Citrix has tightly coupled NetScaler with XenApp/XenDesktop, inducing users to look no further than NetScaler for gateway functionality. Between NetScaler Gateway’s complexity and cost, will conditions encourage third-party vendors to try to wedge their way into the Citrix gateway/load balancer/delivery controller market?

Citrix’s website states that NetScaler Gateway “reduces costs by up to 45 percent with easier configuration and maintenance.” That must have been written by a marketing person, because configuring NetScaler Gateway is neither easy nor intuitive for a traditional XenApp/XenDesktop administrator who touches NetScaler Gateway only infrequently. While there are a number of wizards that can be used for configuration, the administration interface includes numerous optional and mandatory fields, as well as some that are only required to address specific needs. As a result, it’s easy to overlook an important field or create an entry that’s unnecessary (or that will cause an issue).

With the exception of a consultant who regularly configures NetScaler, charging an hourly fee, Citrix administrators who access NetScaler Gateway only occasionally find it necessary to reference detailed instructions because of its complexity. Hence, there is either a hard-dollar cost for a consultant or a soft-dollar cost associated with implementing and/or configuring it.
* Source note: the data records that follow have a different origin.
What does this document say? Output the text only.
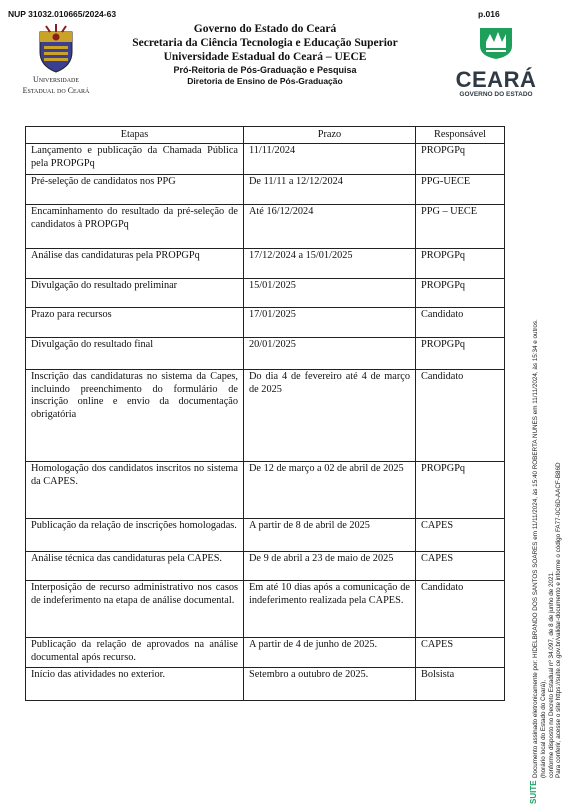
NUP 31032.010665/2024-63	p.016
Universidade
Estadual do Ceará
Governo do Estado do Ceará
Secretaria da Ciência Tecnologia e Educação Superior
Universidade Estadual do Ceará – UECE
Pró-Reitoria de Pós-Graduação e Pesquisa
Diretoria de Ensino de Pós-Graduação	CEARÁ
GOVERNO DO ESTADO
Etapas	Prazo	Responsável
Lançamento e publicação da Chamada Pública pela PROPGPq	11/11/2024	PROPGPq
Pré-seleção de candidatos nos PPG	De 11/11 a 12/12/2024	PPG-UECE
Encaminhamento do resultado da pré-seleção de candidatos à PROPGPq	Até 16/12/2024	PPG – UECE
Análise das candidaturas pela PROPGPq	17/12/2024 a 15/01/2025	PROPGPq
Divulgação do resultado preliminar	15/01/2025	PROPGPq
Prazo para recursos	17/01/2025	Candidato
Divulgação do resultado final	20/01/2025	PROPGPq
Inscrição das candidaturas no sistema da Capes, incluindo preenchimento do formulário de inscrição online e envio da documentação obrigatória	Do dia 4 de fevereiro até 4 de março de 2025	Candidato
Homologação dos candidatos inscritos no sistema da CAPES.	De 12 de março a 02 de abril de 2025	PROPGPq
Publicação da relação de inscrições homologadas.	A partir de 8 de abril de 2025	CAPES
Análise técnica das candidaturas pela CAPES.	De 9 de abril a 23 de maio de 2025	CAPES
Interposição de recurso administrativo nos casos de indeferimento na etapa de análise documental.	Em até 10 dias após a comunicação de indeferimento realizada pela CAPES.	Candidato
Publicação da relação de aprovados na análise documental após recurso.	A partir de 4 de junho de 2025.	CAPES
Início das atividades no exterior.	Setembro a outubro de 2025.	Bolsista	Documento assinado eletronicamente por: HIDELBRANDO DOS SANTOS SOARES em 11/11/2024, às 15:40 ROBERTA NUNES em 11/11/2024, às 15:34 e outros. (horário local do Estado do Ceará), conforme disposto no Decreto Estadual nº 34.097, de 8 de junho de 2021. Para conferir, acesse o site https://suite.ce.gov.br/validar-documento e informe o código FA77-0C6D-AACF-B86D
SUITE
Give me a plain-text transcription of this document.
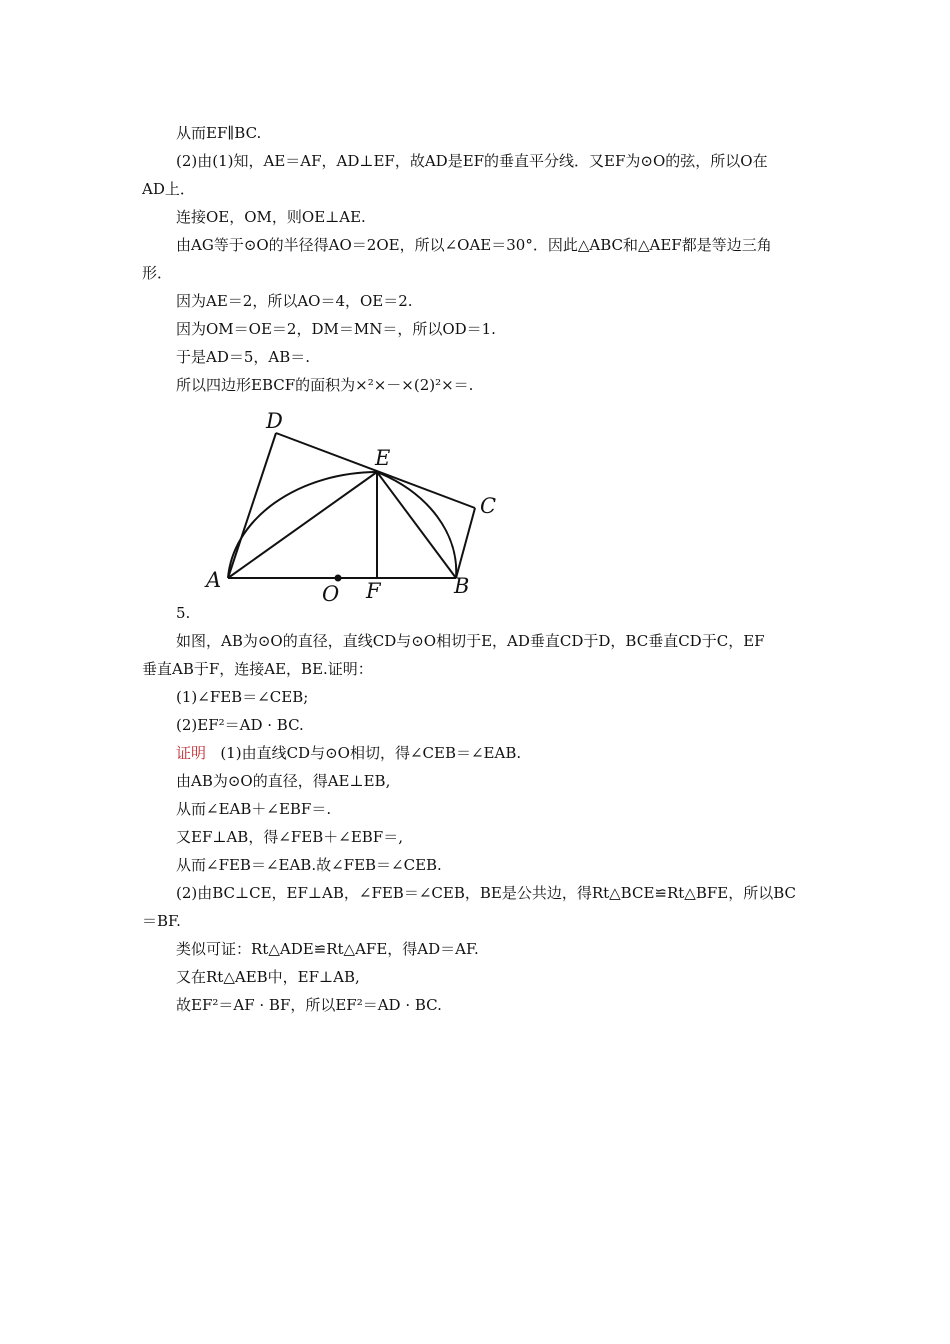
从而EF∥BC.
(2)由(1)知，AE＝AF，AD⊥EF，故AD是EF的垂直平分线．又EF为⊙O的弦，所以O在
AD上．
连接OE，OM，则OE⊥AE.
由AG等于⊙O的半径得AO＝2OE，所以∠OAE＝30°．因此△ABC和△AEF都是等边三角
形．
因为AE＝2，所以AO＝4，OE＝2.
因为OM＝OE＝2，DM＝MN＝，所以OD＝1.
于是AD＝5，AB＝.
所以四边形EBCF的面积为×²×－×(2)²×＝.
D
E
C
A	B
F
O
5.
如图，AB为⊙O的直径，直线CD与⊙O相切于E，AD垂直CD于D，BC垂直CD于C，EF
垂直AB于F，连接AE，BE.证明：
(1)∠FEB＝∠CEB;
(2)EF²＝AD · BC.
证明 (1)由直线CD与⊙O相切，得∠CEB＝∠EAB.
由AB为⊙O的直径，得AE⊥EB,
从而∠EAB＋∠EBF＝.
又EF⊥AB，得∠FEB＋∠EBF＝,
从而∠FEB＝∠EAB.故∠FEB＝∠CEB.
(2)由BC⊥CE，EF⊥AB，∠FEB＝∠CEB，BE是公共边，得Rt△BCE≌Rt△BFE，所以BC
＝BF.
类似可证：Rt△ADE≌Rt△AFE，得AD＝AF.
又在Rt△AEB中，EF⊥AB,
故EF²＝AF · BF，所以EF²＝AD · BC.
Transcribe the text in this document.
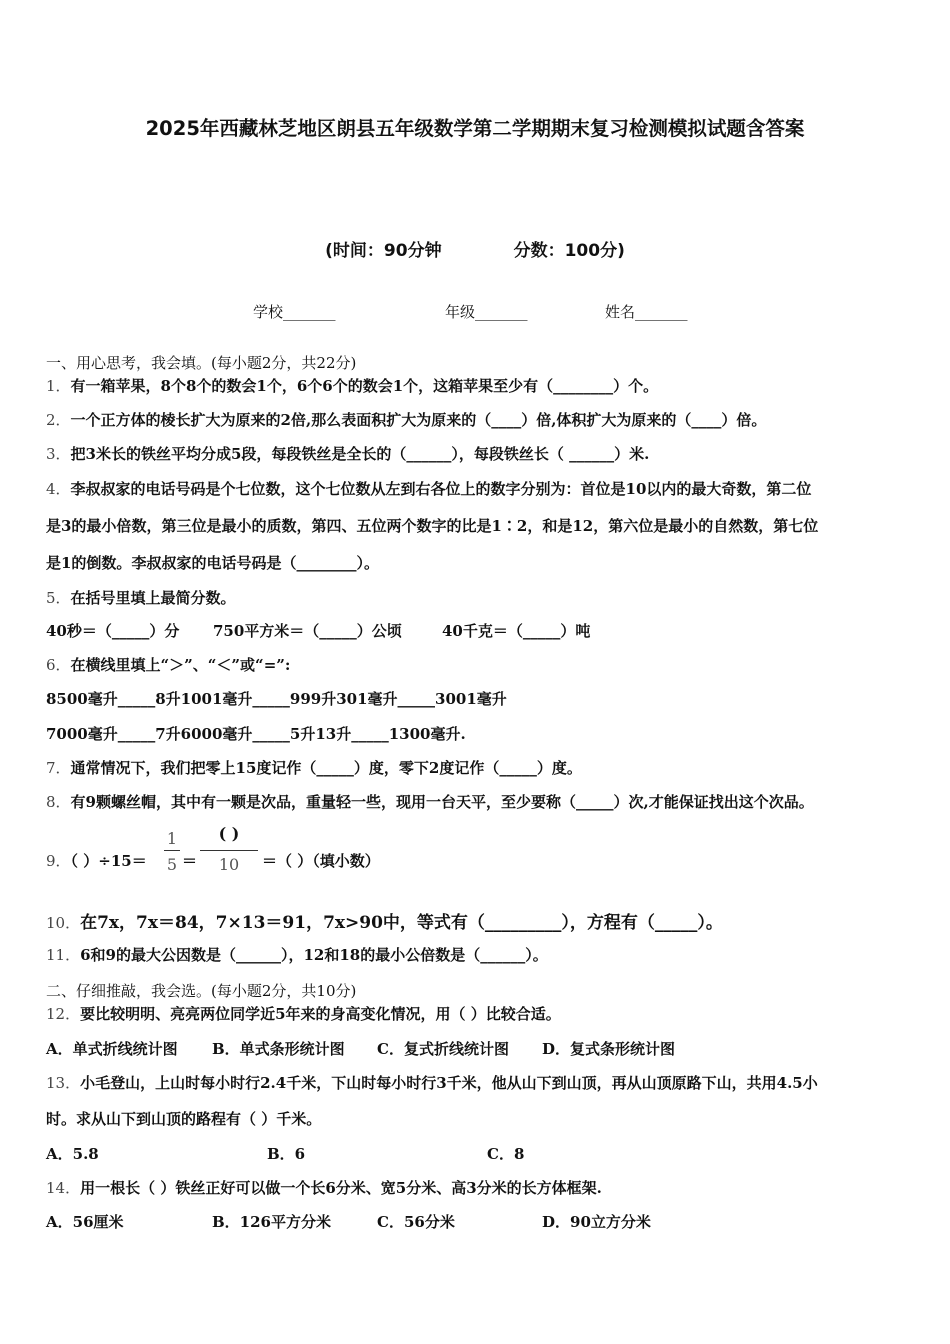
2025年西藏林芝地区朗县五年级数学第二学期期末复习检测模拟试题含答案
(时间：90分钟	分数：100分)
学校_______	年级_______	姓名_______
一、用心思考，我会填。(每小题2分，共22分)
1．有一箱苹果，8个8个的数会1个，6个6个的数会1个，这箱苹果至少有（________）个。
2．一个正方体的棱长扩大为原来的2倍,那么表面积扩大为原来的（____）倍,体积扩大为原来的（____）倍。
3．把3米长的铁丝平均分成5段，每段铁丝是全长的（______），每段铁丝长（ ______）米.
4．李叔叔家的电话号码是个七位数，这个七位数从左到右各位上的数字分别为：首位是10以内的最大奇数，第二位
是3的最小倍数，第三位是最小的质数，第四、五位两个数字的比是1∶2，和是12，第六位是最小的自然数，第七位
是1的倒数。李叔叔家的电话号码是（________）。
5．在括号里填上最简分数。
40秒＝（_____）分 750平方米＝（_____）公顷	40千克＝（_____）吨
6．在横线里填上“＞”、“＜”或“=”:
8500毫升_____8升1001毫升_____999升301毫升_____3001毫升
7000毫升_____7升6000毫升_____5升13升_____1300毫升.
7．通常情况下，我们把零上15度记作（_____）度，零下2度记作（_____）度。
8．有9颗螺丝帽，其中有一颗是次品，重量轻一些，现用一台天平，至少要称（_____）次,才能保证找出这个次品。
9．（ ）÷15＝
1
5 ＝
( )
10	＝（ ）（填小数）
10．在7x，7x＝84，7×13＝91，7x>90中，等式有（_________），方程有（_____）。
11．6和9的最大公因数是（______），12和18的最小公倍数是（______）。
二、仔细推敲，我会选。(每小题2分，共10分)
12．要比较明明、亮亮两位同学近5年来的身高变化情况，用（ ）比较合适。
A．单式折线统计图 B．单式条形统计图 C．复式折线统计图 D．复式条形统计图
13．小毛登山，上山时每小时行2.4千米，下山时每小时行3千米，他从山下到山顶，再从山顶原路下山，共用4.5小
时。求从山下到山顶的路程有（ ）千米。
A．5.8	B．6	C．8
14．用一根长（ ）铁丝正好可以做一个长6分米、宽5分米、高3分米的长方体框架.
A．56厘米	B．126平方分米	C．56分米	D．90立方分米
Those who have been involved with virtualization for many years will fondly remember Citrix Secure Gateway. It was released in 2001, and “easy to use” was an understatement. Secure Gateway was installed on a Windows server in just a few minutes, and it was difficult to make a mistake during deployment. In the event that something wasn’t right, you clicked the Diagnostics button, and any potential issues would be clearly revealed on the screen. Admittedly, there were security concerns about putting an IIS server in the DMZ, but Secure Gateway was extremely fast and easy. Citrix Secure Gateway 3.3.2 is still available and functions with older versions of XenApp and XenDesktop, but it is clearly falling into end of life.

When Access Gateway, based on the former Net6 platform, was released, it was introduced as a hardened DMZ appliance. Although Access Gateway has reached end of life, at the time it was a giant step forward in terms of security. Access Gateway wasn’t as easy as Secure Gateway, but it was fairly intuitive. As Citrix continues to centralize all networking functionality into NetScaler, the go-forward gateway product is NetScaler Gateway.

Citrix Secure Gateway was made available at no charge. Although NetScaler Express VPX is available for free (available through a MyCitrix account only, and not well publicized), its limitations make it appropriate for proof-of-concept setups and very small environments only. Thus, for most environments, NetScaler VPX for gateway functionality comes with a price tag. Further, NetScaler costs rise as redundancy, multiple locations, and larger load increase.

During the time when there was no charge for an enterprise-grade gateway product from Citrix, it is understandable that competitors wouldn’t encroach on this market space: there was no financial incentive to do so. Product development costs money, and business managers couldn’t compete against free.

However, as the load balancer marketplace continues to mature, and Citrix’s enterprise-sized customers are looking at a minimum invoice of $995 for NetScaler Gateway VPX, some third-party vendors are starting to see this as an opportunity to develop products that will wedge into the Citrix gateway space. Of course, these vendors must take into account research and development costs, but the potential for upselling load balancers into enterprise environments certainly makes the business case appealing.

Even more importantly, competition in this space would likely force innovation and ease of use that would reduce the soft-dollar costs associated with occasional administration. It will be interesting to see what competition the future brings in the gateway/load balancer/application delivery controller market.